И чем помог своим людям он, Аким Загорский? Не убивал, не грабил, потому что не имел в этом нужды. Но что общего мужду Маркой и им, кто гордится тем, что посетил в Фернe Вольтера? Господин и крестьяне – жители разных миров.
И вскоре от всех рассуждений в его сердце осталось лишь понимание того, что суд поступит плохо, наказав "преступника", и он, Загорский, не сможет ничем помешать. Слепые судят слепого.
Поэтому Загорский всей своей властью жал на судей, и приговор был вынесен сравнительно мягкий – десять лет каторги.
…Марка из Сибири так и не вернулся. Его сын Данила и тот давно стал дедом. Умерла императрица, и сын, и один из внуков ее. Умер и Аким Загорский. Почти забылся случай с баней, а потом и самую баню слизнул Днепр.

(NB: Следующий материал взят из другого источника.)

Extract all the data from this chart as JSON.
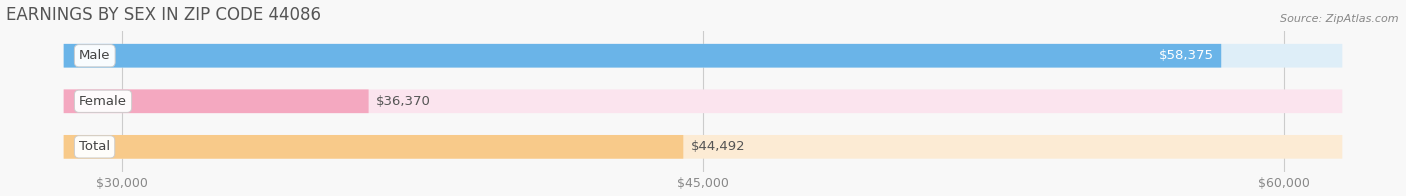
{
  "title": "EARNINGS BY SEX IN ZIP CODE 44086",
  "source": "Source: ZipAtlas.com",
  "categories": [
    "Male",
    "Female",
    "Total"
  ],
  "values": [
    58375,
    36370,
    44492
  ],
  "bar_colors": [
    "#6ab4e8",
    "#f4a8c0",
    "#f8ca8a"
  ],
  "bar_bg_colors": [
    "#deeef8",
    "#fbe4ee",
    "#fcebd4"
  ],
  "xmin": 28500,
  "xmax": 61500,
  "xlim_left": 27000,
  "xlim_right": 63000,
  "xticks": [
    30000,
    45000,
    60000
  ],
  "xtick_labels": [
    "$30,000",
    "$45,000",
    "$60,000"
  ],
  "title_fontsize": 12,
  "bar_height": 0.52,
  "bg_color": "#f8f8f8",
  "category_fontsize": 9.5,
  "value_fontsize": 9.5
}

Словно и не было ни людей, ни закопченной низкой баньки на берегу. Только груша…
Позади нее лежали приднепровские откосы, деревни, пущи и местечки. Позади нее стояли замшелые замки, курные хаты и древние белые звонницы.
А груша цвела последний год. Днепр подкрадывался к ней исподволь, как разбойник. В этот последний год она держалась только силой своих корней. Следующий – из миллионов – паводок должен был бросить дерево в волны вместе с цветенью. Но оно не знало об этом. Оно цвело в пчелином кипении. И лепестки падали в быстрину реки.
II
Днепр течет между высоких берегов спокойно и уверенно, вымывая из-под круч песок, порой открывая для человеческих глаз то, что сам же раньше прятал от них, – ноздреватые известняки, красные, с лиловым оттенком плитки железняка и вековечные, варяжских времен, дубы.
Они черные, как кость, эти мореные дубы. Как обгоревшая, черная кость. И когда видишь на отмели полузанесенное песком мокрое бревно, сразу становится понятно, откуда пошло предание о богатырях, которые спят, засыпанные песком и оплетенные травой, спят, пока не придет время большой беды и пока их не позовет народ.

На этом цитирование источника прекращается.